Lovely Lemon Cream Cheese Cookies

You KNOW it’s spring when ALL of the lemon desserts start popping up on your social media feeds, right!? Did you see my lemon-glazed mini donuts on Instagram the other day? Maybe it has something to do with the bag of lemons I bought from Costco, but no matter the reason, I am LOVING lemon.

When Kendra from Joy In Our Home asked me to take part in her spring blog hop, I just knew I had to do something lemon! I created this lovely lemon cake for last year’s blog hop, and it was a hit! I hope you guys like these lovely lemon cream cheese cookies just as much. I mean, it’s cream cheese. IN cookies. How can you not!?

Be sure to check out Noting Grace’s page next to see her stunning low-carb parfait! It sounds amazing! And at the bottom of this recipe, I’ve listed all of the links to the other posts from the hop. There’s something for every interest!

Lovely Lemon Cream Cheese Cookies

What’s in lemon cream cheese cookies?

I actually made these cookies a couple of weeks ago, and since the recipe makes around 25 cookies I ended up giving most of them away to Oscar’s preschool class! There were only 2 left when I picked him up, so I’m assuming they were well liked 😉

These soft lemon cookies are made with:

  • (you got it) cream cheese
  • butter, and;
  • powdered sugar.

There’s also the zest of 2 whole lemons in the batch, so they’re very lemony!

I highly recommend using full-fat cream cheese for these. It’ll ensure they come out super soft and delicious!
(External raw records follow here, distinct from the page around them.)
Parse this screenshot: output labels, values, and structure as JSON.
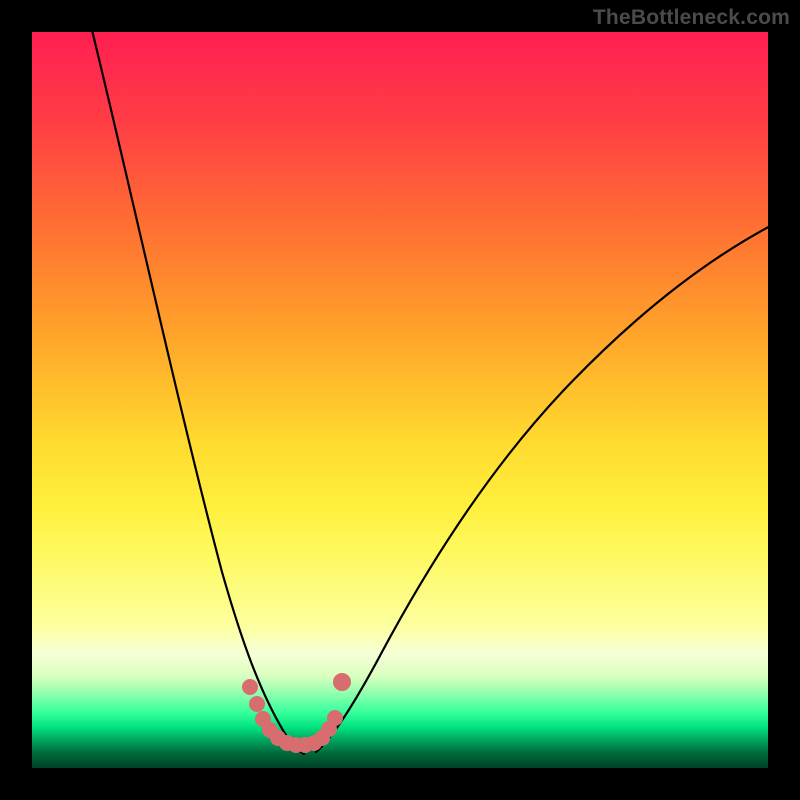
{
  "watermark": "TheBottleneck.com",
  "colors": {
    "background": "#000000",
    "curve_stroke": "#000000",
    "marker_fill": "#d86d70",
    "gradient_top": "#ff1f52",
    "gradient_bottom": "#004127"
  },
  "chart_data": {
    "type": "line",
    "title": "",
    "xlabel": "",
    "ylabel": "",
    "xlim": [
      0,
      100
    ],
    "ylim": [
      0,
      100
    ],
    "grid": false,
    "note": "No axis tick labels or numeric values are rendered in the image; values below are estimated from pixel positions of the plotted curves.",
    "series": [
      {
        "name": "left-curve",
        "x": [
          7,
          10,
          13,
          16,
          19,
          22,
          25,
          27,
          29,
          31,
          33,
          35
        ],
        "y": [
          100,
          85,
          70,
          56,
          43,
          32,
          22,
          15,
          10,
          7,
          5,
          4
        ]
      },
      {
        "name": "right-curve",
        "x": [
          38,
          41,
          45,
          50,
          55,
          60,
          66,
          72,
          78,
          85,
          92,
          100
        ],
        "y": [
          4,
          7,
          12,
          19,
          27,
          34,
          41,
          48,
          55,
          62,
          68,
          74
        ]
      },
      {
        "name": "bottom-markers",
        "type": "scatter",
        "x": [
          29.5,
          30.5,
          31.5,
          32.5,
          33.5,
          34.5,
          35.5,
          36.5,
          37.5,
          38.5,
          39.5,
          40.5,
          41
        ],
        "y": [
          11,
          8.5,
          6.5,
          5.3,
          4.5,
          4.0,
          3.8,
          3.8,
          4.0,
          4.5,
          5.5,
          7.0,
          12
        ]
      }
    ]
  }
}
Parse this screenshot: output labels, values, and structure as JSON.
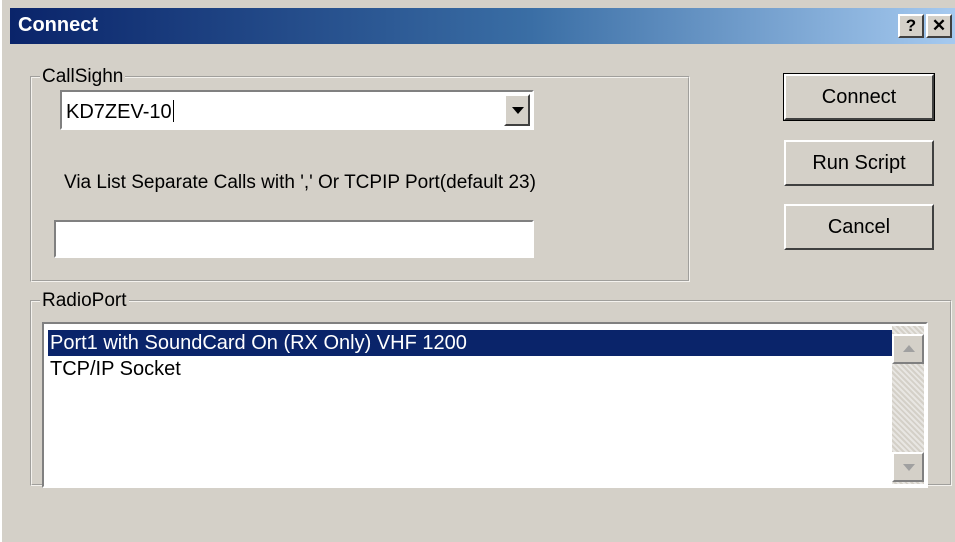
{
  "window": {
    "title": "Connect",
    "help_label": "?",
    "close_label": "✕"
  },
  "callsign_group": {
    "legend": "CallSighn",
    "combo_value": "KD7ZEV-10",
    "via_label": "Via List Separate Calls with ',' Or TCPIP Port(default 23)",
    "via_value": ""
  },
  "buttons": {
    "connect": "Connect",
    "run_script": "Run Script",
    "cancel": "Cancel"
  },
  "radioport_group": {
    "legend": "RadioPort",
    "items": [
      {
        "label": "Port1 with SoundCard On (RX Only) VHF 1200",
        "selected": true
      },
      {
        "label": "TCP/IP Socket",
        "selected": false
      }
    ]
  },
  "colors": {
    "selection": "#0a246a",
    "face": "#d4d0c8"
  }
}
Do you have to chill the dough?

As much as we all hate waiting for dough to chill, it’s a must with these. I would give them at least 2 hours in the fridge before baking. It’ll ensure the cookies come out as nice fluffy little mounds instead of flat blobs. We want mounds people, not blobs. The texture of the dough is actually very similar to my pumpkin cake cookies!

Soft and cakey!

Lovely Lemon Cream Cheese Cookies

Lovely Lemon Cream Cheese Cookies

What kind of icing is on these lemon cream cheese cookies?

If you thought I would put anything but cream cheese icing on these cookies, you’d be sorely mistaken. Of COURSE I’m going to put cream cheese icing on my cream cheese cookies! I also add a little lemon extract. So much lemon, you guys! But so good!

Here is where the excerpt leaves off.